Preliminary A-F accountability ratings released by the Texas Education Agency this morning classified Austin ISD as "unacceptable" in the category of "postsecondary readiness"—an area in which the district prides itself through its mission of preparing students for "college, career and life."

According to AISD board president and trustee Kendall Pace, the "D" grade assigned to AISD is largely impacted by chronic absenteeism in elementary and middle schools and therefore is an unfair representation of the district's ability to prepare students for life after high school. Pace suggested eliminating the postsecondary indicator for elementary schools altogether.

"Chronic absenteeism is not postsecondary readiness related," she said.

Pace also criticized the system's blanket approach to determining postsecondary readiness—resulting in lackluster performance of niche groups affecting a school's grade as a whole. She referenced the award-winning McCallum High School, which received a failing score in the postsecondary readiness domain— a result she said was largely influenced by the poor performance of African-American students in advanced placement courses.

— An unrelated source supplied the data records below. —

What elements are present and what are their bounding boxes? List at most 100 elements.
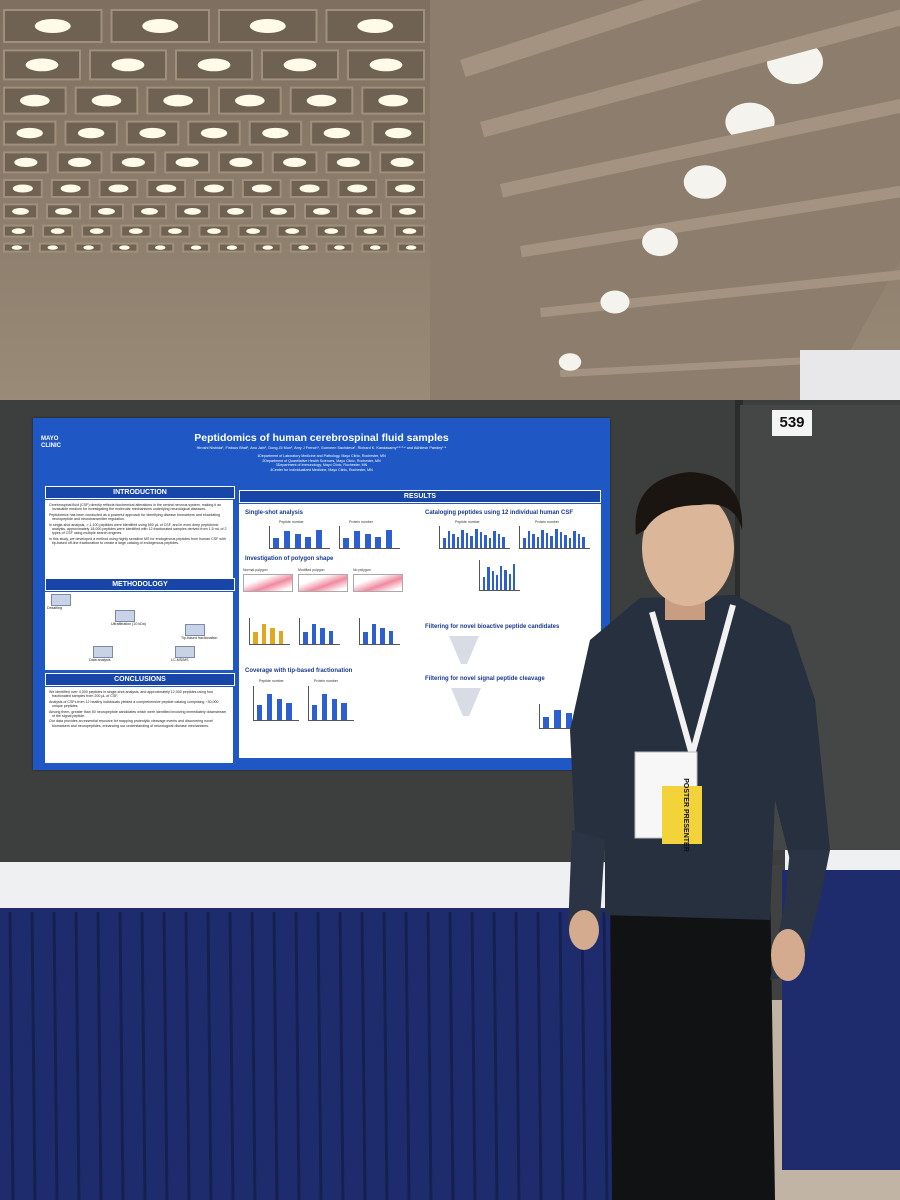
pleat (360, 911, 367, 1200)
figure (479, 560, 520, 591)
ceiling-light (298, 245, 309, 250)
chart-label: Protein number (314, 679, 338, 683)
ceiling-light (370, 245, 381, 250)
ceiling-light (121, 157, 145, 167)
pleat (162, 911, 169, 1200)
ceiling-light (285, 228, 299, 234)
ceiling-light (16, 127, 43, 139)
beam (519, 177, 900, 258)
ceiling-light (283, 157, 307, 167)
ceiling-light (227, 208, 244, 215)
polygon-label: Modified polygon (298, 568, 325, 572)
ceiling-light (68, 157, 92, 167)
panel-title: Filtering for novel signal peptide cleav… (425, 676, 545, 682)
ceiling-light (313, 208, 330, 215)
figure-bar (484, 535, 487, 548)
ceiling-light (11, 228, 26, 234)
ceiling-light (129, 228, 143, 234)
ceiling-light (306, 94, 337, 107)
ceiling-light (20, 94, 50, 107)
figure-bar (257, 704, 263, 720)
ceiling-light (12, 184, 33, 193)
figure-bar (320, 627, 325, 644)
figure-bar (278, 631, 284, 644)
ceiling-light (395, 184, 416, 193)
figure-bar (276, 698, 282, 720)
ceiling-light (378, 94, 408, 107)
method-step: Tip-based fractionation (181, 636, 218, 640)
figure-bar (456, 537, 460, 548)
ceiling-light (229, 157, 253, 167)
pleat (338, 911, 345, 1200)
polygon-label: No polygon (353, 568, 371, 572)
bullet: Among them, greater than 50 neuropeptide… (49, 709, 227, 719)
badge-ribbon (662, 786, 702, 844)
table-top (0, 862, 610, 912)
pendant-light (600, 290, 630, 314)
ceiling-light (168, 228, 182, 234)
figure (359, 618, 400, 645)
poster-title: Peptidomics of human cerebrospinal fluid… (194, 432, 449, 444)
ceiling-light (262, 245, 273, 250)
face (642, 490, 734, 606)
figure (253, 686, 299, 721)
affiliations: 1Department of Laboratory Medicine and P… (183, 454, 460, 472)
figure-bar (577, 534, 581, 548)
ceiling-light (323, 127, 351, 139)
ceiling-light (108, 184, 129, 193)
bullet: In single-shot analysis, > 1,100 peptide… (49, 522, 227, 536)
hair (635, 472, 743, 535)
figure-bar (500, 565, 503, 590)
ceiling-light (163, 94, 193, 107)
figure (539, 704, 580, 729)
bullet: Our data provides an essential resource … (49, 719, 213, 728)
ceiling-light (60, 184, 81, 193)
figure-bar (491, 571, 494, 590)
trousers (610, 880, 775, 1200)
figure-bar (536, 537, 540, 548)
ceiling-light (347, 184, 368, 193)
right-hand (771, 929, 805, 981)
pleat (470, 911, 477, 1200)
pleat (74, 911, 81, 1200)
pleat (96, 911, 103, 1200)
ceiling-light (50, 228, 65, 234)
ceiling-light (246, 228, 260, 234)
banner (800, 350, 900, 400)
figure-bar (266, 694, 273, 720)
ceiling-light (249, 19, 286, 33)
logo: MAYO CLINIC (41, 436, 61, 449)
figure-bar (253, 632, 258, 644)
pleat (140, 911, 147, 1200)
figure-bar (452, 534, 455, 548)
figure-bar (388, 631, 394, 644)
bullet: In this study, we developed a method usi… (49, 536, 226, 546)
ceiling-light (369, 58, 403, 72)
method-step: Data analysis (89, 658, 111, 662)
beam (459, 0, 885, 78)
ceiling-light (142, 19, 179, 33)
figure-bar (488, 538, 492, 548)
figure-bar (443, 538, 446, 548)
pleat (250, 911, 257, 1200)
beam (499, 92, 900, 198)
shirt (570, 595, 830, 920)
introduction-text: Cerebrospinal fluid (CSF) directly refle… (45, 500, 233, 578)
ceiling-light (197, 58, 231, 72)
figure-bar (386, 530, 393, 548)
ceiling-light (184, 208, 201, 215)
figure-bar (353, 531, 360, 548)
figure-bar (283, 531, 290, 548)
ceiling-light (262, 127, 289, 139)
pleat (382, 911, 389, 1200)
figure-bar (475, 529, 478, 548)
ceiling-light (156, 184, 177, 193)
figure-bar (316, 530, 323, 548)
ceiling-light (98, 208, 115, 215)
figure-bar (502, 537, 505, 548)
figure-bar (479, 532, 483, 548)
pendant-light (558, 353, 582, 371)
left-hand (569, 910, 599, 950)
figure-bar (341, 703, 347, 720)
ceiling-light (119, 245, 130, 250)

"It is highly unfair for a highly performing school's entire reputation to be based on the performance of a small group of students," she said.

In the remaining domains, Austin ISD scored in the "acceptable" range; it received a "B" in the domain measuring student achievement; a "B" in the domain measuring student progress; and a "C" in the domain measuring the district's ability to close performance gaps.

Elementary schools in AISD saw a significant number of "C", "D" and "F" letter grades in one or more categories; middle schools fared poorly with a majority of "C" and "D" letter grades; and district high schools scored primarily in the "C" and "D" range. Norman Elementary School received failing grades across the board.

According to the TEA, the A-F accountability system measures year-over-year district and student performance beyond State of Texas Assessments of Academic Readiness, or STAAR, results. However, many vocal opponents of the system, including the AISD board of trustees, feel that the ratings rely too heavily on standardized test scores, as evidenced by a resolution passed by the board Dec. 19.

To date, there is no definitive research that suggests these ratings have improved students’ or school performance,” the resolution stated.

Once the system is officially implemented in August 2018, districts and campuses will receive a rating of A, B, C, D or F in each of five domains and for overall performance. The fifth domain, community and student engagement, was not included in the preliminary ratings released this morning.

The district's scores are non-punitive and do not replace the ratings already assigned by the TEA for 2016.